Software
personalized
Estimation and validation methods for subgroup identification and personalized medicine
Designed for the analysis of data where the effect of a treatment or intervention may vary across patients. Works with data from randomized controlled trials or observational studies. Provides fitting and validation of subgroup identification and personalized medicine models under the general subgroup identification framework of Chen et al. (2017).
forestBalance
High-dimensional distributional confounding control with adaptive forest weights
Implements the methodology of De and Huling (2025), constructing weights that minimize a measure of distributional distance between treated and control groups that emphasizes confounding variables. The approach works by first jointly modeling the relationship between covariates, outcome, and treatment and then creates a similarity measure that assesses how much two points share a similar confounding structure. This distance emphasizes balance of variables that affect both treatment and outcome, thereby dealing with high dimensional settings when not all variables are confounders.
independenceWeights
Confounding control for continuous-valued exposures
Implements the methodology of Huling, Greifer, and Chen (2021), constructing weights that minimize the weighted statistical dependence between a continuous treatment/exposure and a vector of confounders. Because confounding bias is a function of this dependence, these weights mitigate confounding bias directly without requiring a parametric propensity model.
swjm
Stagewise variable selection for joint models of semi-competing risks
Implements a stagewise variable selection framework for estimating equations and deploy it for two high-dimensional semi-competing risks models, joint frailty model and joint scale-change model. In addition to the lasso and group lasso penalties, we implement the cooperative lasso penalty, which encourages the same sign for effects of the same covariate across the recurrent and terminal event models.
hierNest
Penalized regression with hierarchical nested parameterization structure for heterogeneous populations
Implements a high-dimensional regression model framework when covariate effects vary by subgroups. The focus here is when subgroups are hierarchically defined, such as in readmission prediction settings when regression models may be heterogeneous based on what primary diagnosis an individual had in their initial hospitalization.

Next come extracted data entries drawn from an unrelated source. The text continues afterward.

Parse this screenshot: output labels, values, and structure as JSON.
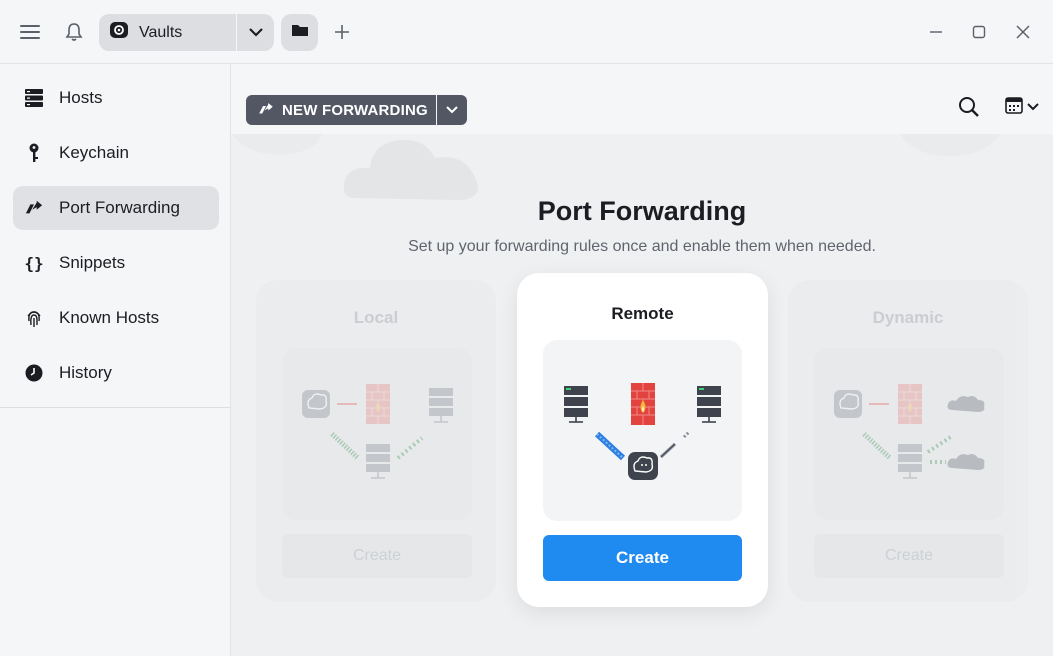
{
  "topbar": {
    "menu_icon": "hamburger-icon",
    "bell_icon": "bell-icon",
    "vault_label": "Vaults",
    "minimize_icon": "minimize-icon",
    "maximize_icon": "maximize-icon",
    "close_icon": "close-icon"
  },
  "sidebar": {
    "items": [
      {
        "label": "Hosts",
        "icon": "server-icon"
      },
      {
        "label": "Keychain",
        "icon": "key-icon"
      },
      {
        "label": "Port Forwarding",
        "icon": "port-forward-icon",
        "active": true
      },
      {
        "label": "Snippets",
        "icon": "braces-icon"
      },
      {
        "label": "Known Hosts",
        "icon": "fingerprint-icon"
      },
      {
        "label": "History",
        "icon": "clock-icon"
      }
    ]
  },
  "toolbar": {
    "new_forwarding_label": "NEW FORWARDING"
  },
  "hero": {
    "title": "Port Forwarding",
    "subtitle": "Set up your forwarding rules once and enable them when needed."
  },
  "cards": [
    {
      "title": "Local",
      "create_label": "Create"
    },
    {
      "title": "Remote",
      "create_label": "Create"
    },
    {
      "title": "Dynamic",
      "create_label": "Create"
    }
  ],
  "colors": {
    "accent": "#1f8bf1",
    "firewall": "#e2433f",
    "dark_button": "#535764"
  }
}
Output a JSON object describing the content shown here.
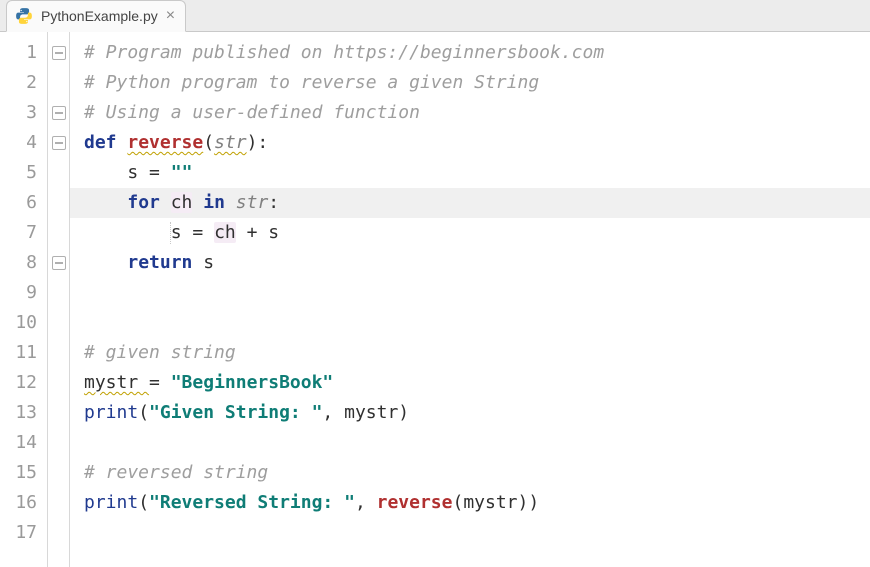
{
  "tab": {
    "filename": "PythonExample.py",
    "close_glyph": "×",
    "icon_name": "python-file-icon"
  },
  "editor": {
    "current_line": 6,
    "lines": [
      {
        "n": 1,
        "fold": "open",
        "indent": 0,
        "tokens": [
          {
            "t": "# Program published on https://beginnersbook.com",
            "c": "comment"
          }
        ]
      },
      {
        "n": 2,
        "fold": null,
        "indent": 0,
        "tokens": [
          {
            "t": "# Python program to reverse a given String",
            "c": "comment"
          }
        ]
      },
      {
        "n": 3,
        "fold": "close",
        "indent": 0,
        "tokens": [
          {
            "t": "# Using a user-defined function",
            "c": "comment"
          }
        ]
      },
      {
        "n": 4,
        "fold": "open",
        "indent": 0,
        "tokens": [
          {
            "t": "def ",
            "c": "kw"
          },
          {
            "t": "reverse",
            "c": "func",
            "wavy": true
          },
          {
            "t": "(",
            "c": "punct"
          },
          {
            "t": "str",
            "c": "param",
            "wavy": true
          },
          {
            "t": ")",
            "c": "punct"
          },
          {
            "t": ":",
            "c": "punct"
          }
        ]
      },
      {
        "n": 5,
        "fold": null,
        "indent": 1,
        "tokens": [
          {
            "t": "s ",
            "c": "ident"
          },
          {
            "t": "= ",
            "c": "op"
          },
          {
            "t": "\"\"",
            "c": "str"
          }
        ]
      },
      {
        "n": 6,
        "fold": null,
        "indent": 1,
        "tokens": [
          {
            "t": "for ",
            "c": "kw"
          },
          {
            "t": "ch",
            "c": "ident",
            "hl": true
          },
          {
            "t": " in ",
            "c": "kw"
          },
          {
            "t": "str",
            "c": "param"
          },
          {
            "t": ":",
            "c": "punct"
          }
        ]
      },
      {
        "n": 7,
        "fold": null,
        "indent": 2,
        "tokens": [
          {
            "t": "s ",
            "c": "ident"
          },
          {
            "t": "= ",
            "c": "op"
          },
          {
            "t": "ch",
            "c": "ident",
            "hl": true
          },
          {
            "t": " + ",
            "c": "op"
          },
          {
            "t": "s",
            "c": "ident"
          }
        ]
      },
      {
        "n": 8,
        "fold": "close",
        "indent": 1,
        "tokens": [
          {
            "t": "return ",
            "c": "kw"
          },
          {
            "t": "s",
            "c": "ident"
          }
        ]
      },
      {
        "n": 9,
        "fold": null,
        "indent": 0,
        "tokens": []
      },
      {
        "n": 10,
        "fold": null,
        "indent": 0,
        "tokens": []
      },
      {
        "n": 11,
        "fold": null,
        "indent": 0,
        "tokens": [
          {
            "t": "# given string",
            "c": "comment"
          }
        ]
      },
      {
        "n": 12,
        "fold": null,
        "indent": 0,
        "tokens": [
          {
            "t": "mystr ",
            "c": "ident",
            "wavy": true
          },
          {
            "t": "= ",
            "c": "op"
          },
          {
            "t": "\"BeginnersBook\"",
            "c": "str"
          }
        ]
      },
      {
        "n": 13,
        "fold": null,
        "indent": 0,
        "tokens": [
          {
            "t": "print",
            "c": "builtin"
          },
          {
            "t": "(",
            "c": "punct"
          },
          {
            "t": "\"Given String: \"",
            "c": "str"
          },
          {
            "t": ", ",
            "c": "punct"
          },
          {
            "t": "mystr",
            "c": "ident"
          },
          {
            "t": ")",
            "c": "punct"
          }
        ]
      },
      {
        "n": 14,
        "fold": null,
        "indent": 0,
        "tokens": []
      },
      {
        "n": 15,
        "fold": null,
        "indent": 0,
        "tokens": [
          {
            "t": "# reversed string",
            "c": "comment"
          }
        ]
      },
      {
        "n": 16,
        "fold": null,
        "indent": 0,
        "tokens": [
          {
            "t": "print",
            "c": "builtin"
          },
          {
            "t": "(",
            "c": "punct"
          },
          {
            "t": "\"Reversed String: \"",
            "c": "str"
          },
          {
            "t": ", ",
            "c": "punct"
          },
          {
            "t": "reverse",
            "c": "func"
          },
          {
            "t": "(",
            "c": "punct"
          },
          {
            "t": "mystr",
            "c": "ident"
          },
          {
            "t": ")",
            "c": "punct"
          },
          {
            "t": ")",
            "c": "punct"
          }
        ]
      },
      {
        "n": 17,
        "fold": null,
        "indent": 0,
        "tokens": []
      }
    ]
  }
}
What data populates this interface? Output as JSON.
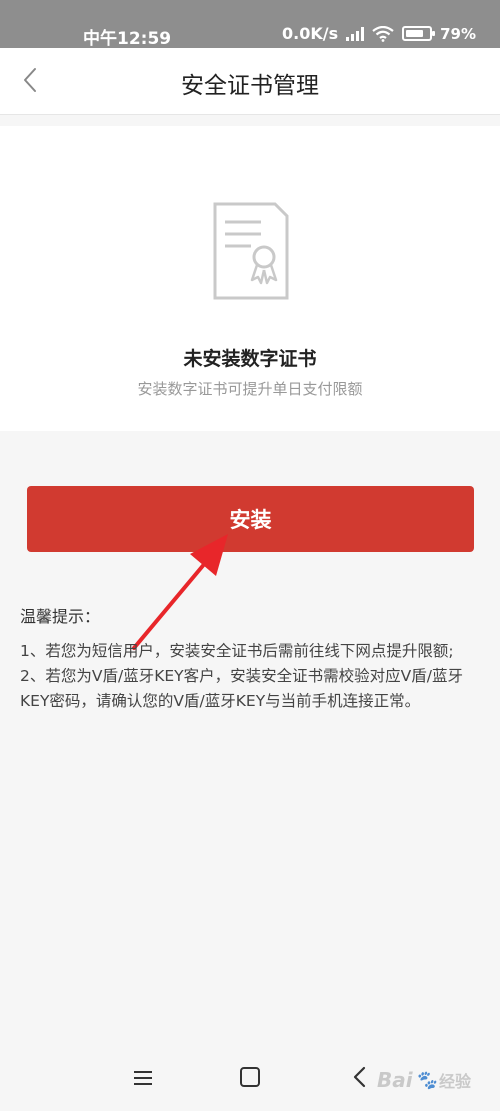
{
  "status_bar": {
    "time": "中午12:59",
    "net_speed": "0.0K/s",
    "battery": "79%",
    "battery_level": 0.79
  },
  "nav": {
    "title": "安全证书管理"
  },
  "cert": {
    "title": "未安装数字证书",
    "subtitle": "安装数字证书可提升单日支付限额"
  },
  "install_button": {
    "label": "安装"
  },
  "tips": {
    "title": "温馨提示：",
    "items": [
      "1、若您为短信用户，安装安全证书后需前往线下网点提升限额;",
      "2、若您为V盾/蓝牙KEY客户，安装安全证书需校验对应V盾/蓝牙KEY密码，请确认您的V盾/蓝牙KEY与当前手机连接正常。"
    ]
  },
  "icons": {
    "back": "chevron-left-icon",
    "cert": "certificate-icon",
    "menu": "menu-icon",
    "home": "home-square-icon",
    "system_back": "back-icon"
  },
  "colors": {
    "accent": "#d13a30",
    "status_bar": "#8e8e8e",
    "arrow": "#e8262a"
  },
  "watermark": {
    "text": "Bai",
    "sub": "经验"
  }
}
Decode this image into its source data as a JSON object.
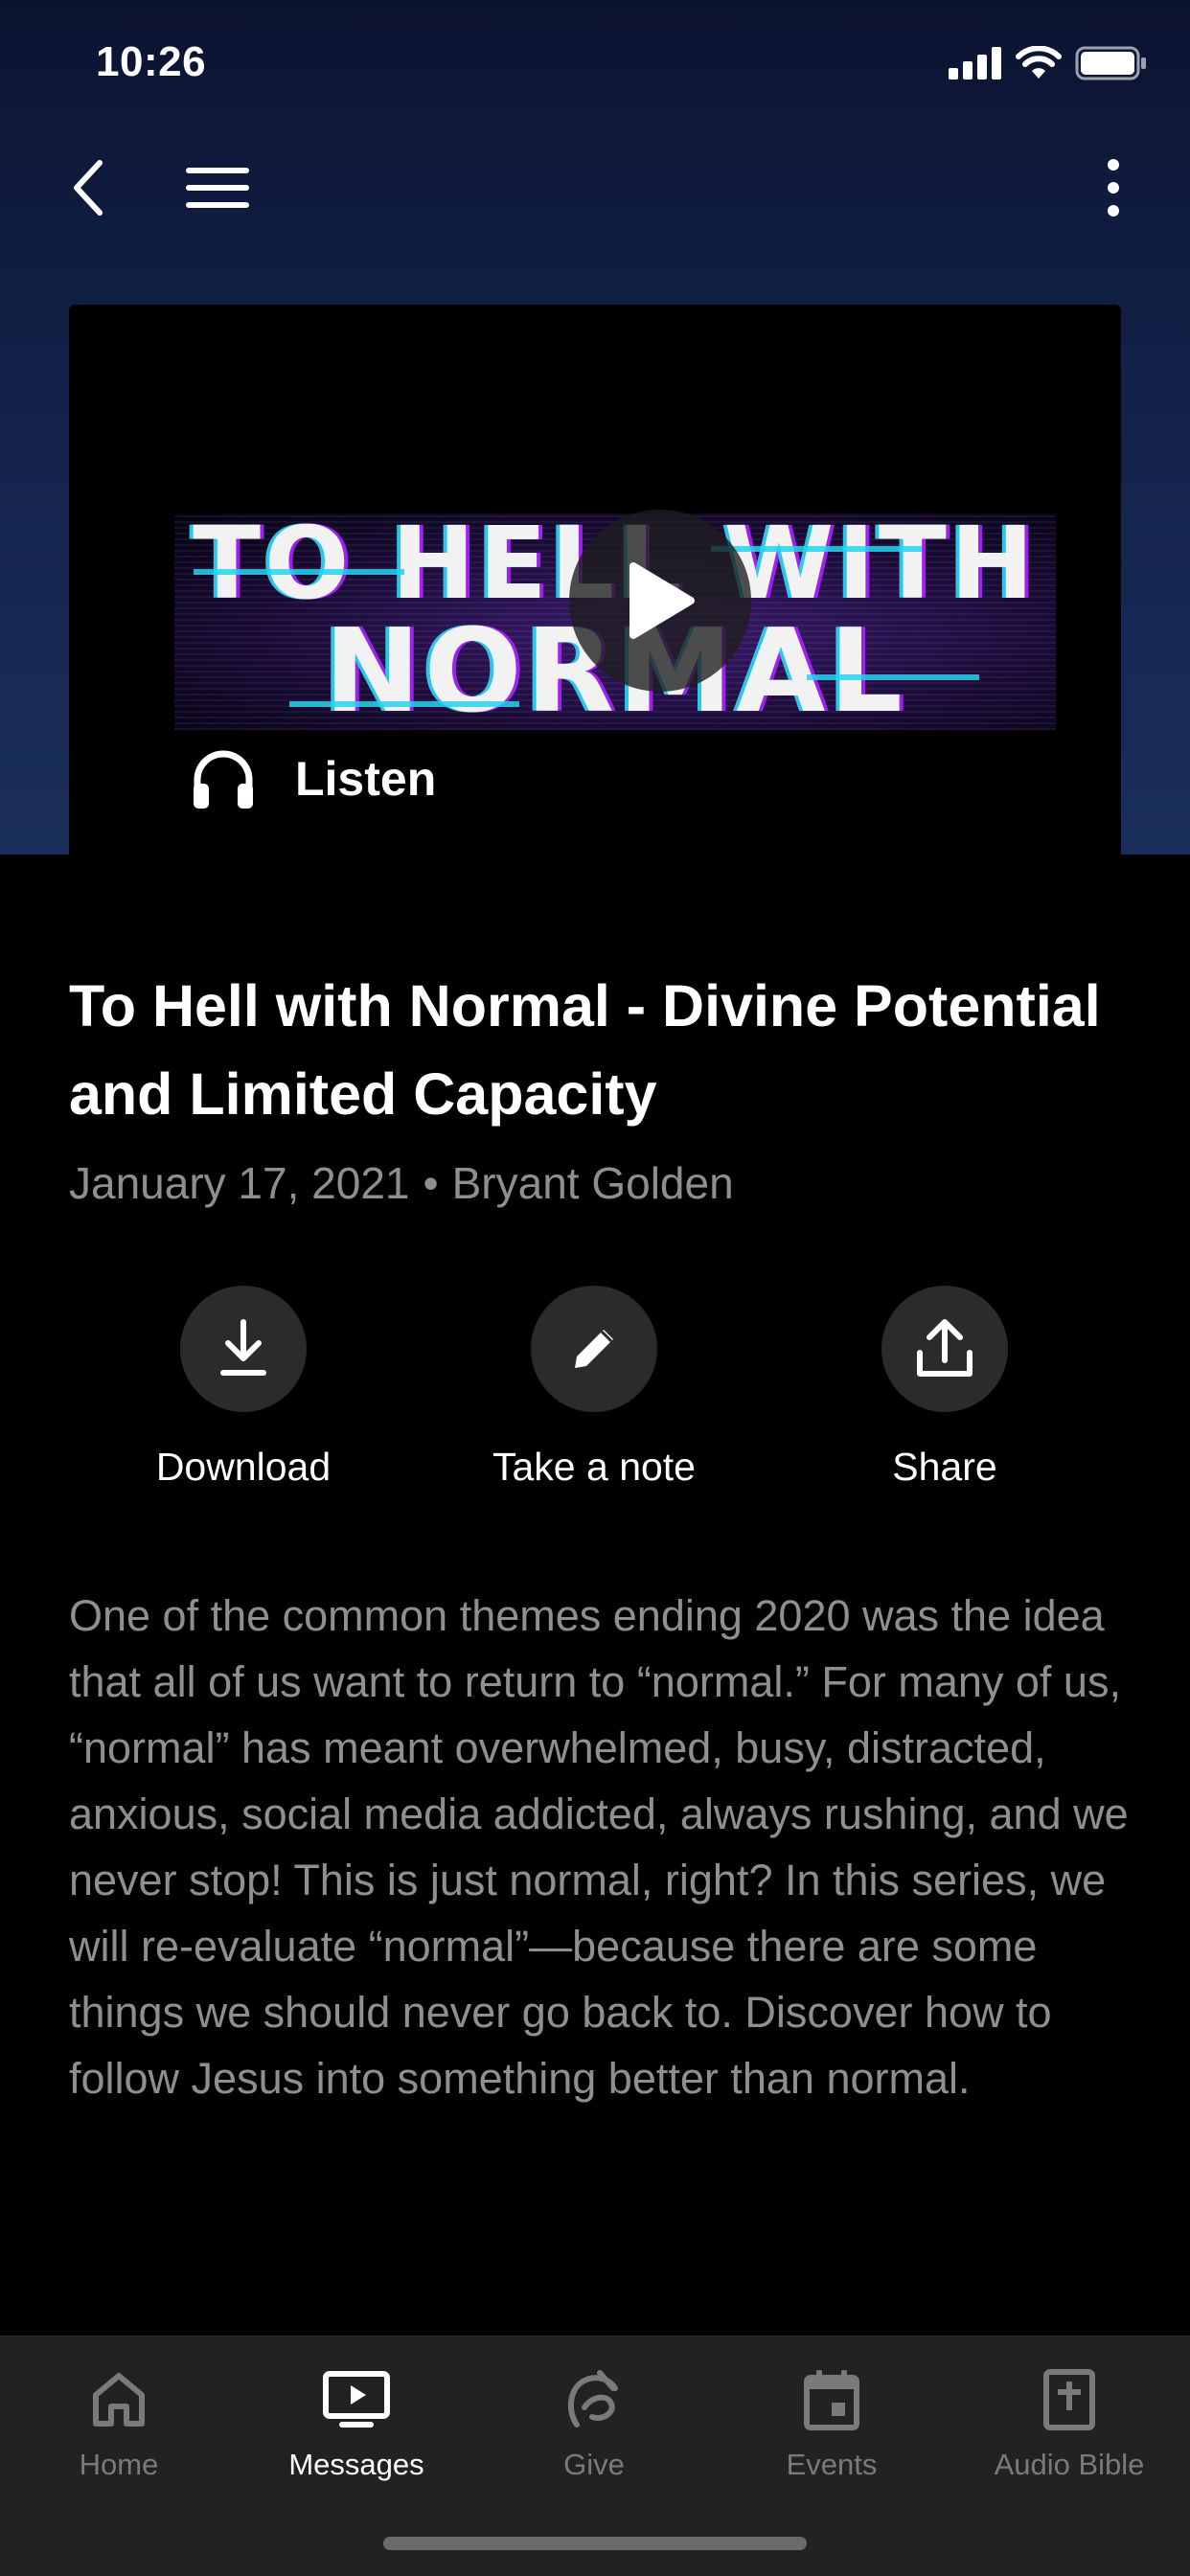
{
  "status_bar": {
    "time": "10:26"
  },
  "media": {
    "artwork_text_line1": "TO HELL WITH",
    "artwork_text_line2": "NORMAL",
    "listen_label": "Listen"
  },
  "message": {
    "title": "To Hell with Normal - Divine Potential and Limited Capacity",
    "date": "January 17, 2021",
    "separator": "•",
    "speaker": "Bryant Golden",
    "description": "One of the common themes ending 2020 was the idea that all of us want to return to “normal.” For many of us, “normal” has meant overwhelmed, busy, distracted, anxious, social media addicted, always rushing, and we never stop! This is just normal, right?  In this series, we will re-evaluate “normal”—because there are some things we should never go back to. Discover how to follow Jesus into something better than normal."
  },
  "actions": [
    {
      "label": "Download",
      "icon": "download-icon"
    },
    {
      "label": "Take a note",
      "icon": "pencil-icon"
    },
    {
      "label": "Share",
      "icon": "share-icon"
    }
  ],
  "tabs": [
    {
      "label": "Home",
      "icon": "home-icon",
      "active": false
    },
    {
      "label": "Messages",
      "icon": "tv-play-icon",
      "active": true
    },
    {
      "label": "Give",
      "icon": "give-icon",
      "active": false
    },
    {
      "label": "Events",
      "icon": "calendar-icon",
      "active": false
    },
    {
      "label": "Audio Bible",
      "icon": "bible-icon",
      "active": false
    }
  ],
  "colors": {
    "background": "#000000",
    "hero_gradient_top": "#0b1330",
    "hero_gradient_bottom": "#1a2e5c",
    "secondary_text": "#8f8f8f",
    "tabbar_bg": "#222222",
    "tab_inactive": "#7a7a7a",
    "action_circle": "#2b2b2b"
  }
}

These diagnoses can then be grouped into larger categories, creating a hierarchical structure. Our approach collapses models by covariate, borrowing strength across groups when needed.
oem
Orthogonalizing EM algorithm for penalized regression
Efficient computation for penalized regression models using the Orthogonalizing EM algorithm, designed for tall datasets. Supports lasso, MCP, SCAD, elastic net, group lasso, group MCP/SCAD, and more. Also available as a Julia implementation.
personalized2part
Two-part individualized treatment rules for semi-continuous data
Implements the methodology of Huling, Smith, and Chen (2020) for subgroup identification with semi-continuous outcomes. Uses a two-part (hurdle) framework to jointly model the binary and continuous components of the outcome, yielding a single treatment rule. High-dimensional settings are handled via a cooperative lasso penalty.
hierSDR
Hierarchical sufficient dimension reduction
Semiparametric sufficient dimension reduction for settings where population heterogeneity is defined by binary stratifying factors (e.g., chronic conditions in hospital risk modeling). Dimension reduction conforms to the hierarchical relationships between subpopulations, enabling tailored and interpretable models.
vennLasso
Variable selection for heterogeneous populations
Variable selection for high-dimensional models where population heterogeneity is defined by binary stratifying factors. Yields sparsity patterns that adhere to the hierarchical structure among subpopulations, enabling structured, interpretable variable selection across groups.
groupFusedMulti
Doubly structured variable selection for grouped multivariate outcomes
Penalized estimation for high-dimensional regression with multivariate outcomes that have a natural group structure. Implements the methodology of Huling et al. (2023).
personalizedLong
Fused comparative intervention scoring for long-term interventions
Estimation of individualized intervention rules for long-term treatments whose effects change smoothly over time and vary across a population. Implements the fused comparative intervention scoring methodology for heterogeneous longitudinal intervention effects.
aftiv
Instrumental variable estimation under the semiparametric AFT model
Instrumental variable estimation for time-to-event outcomes under the semiparametric accelerated failure time model.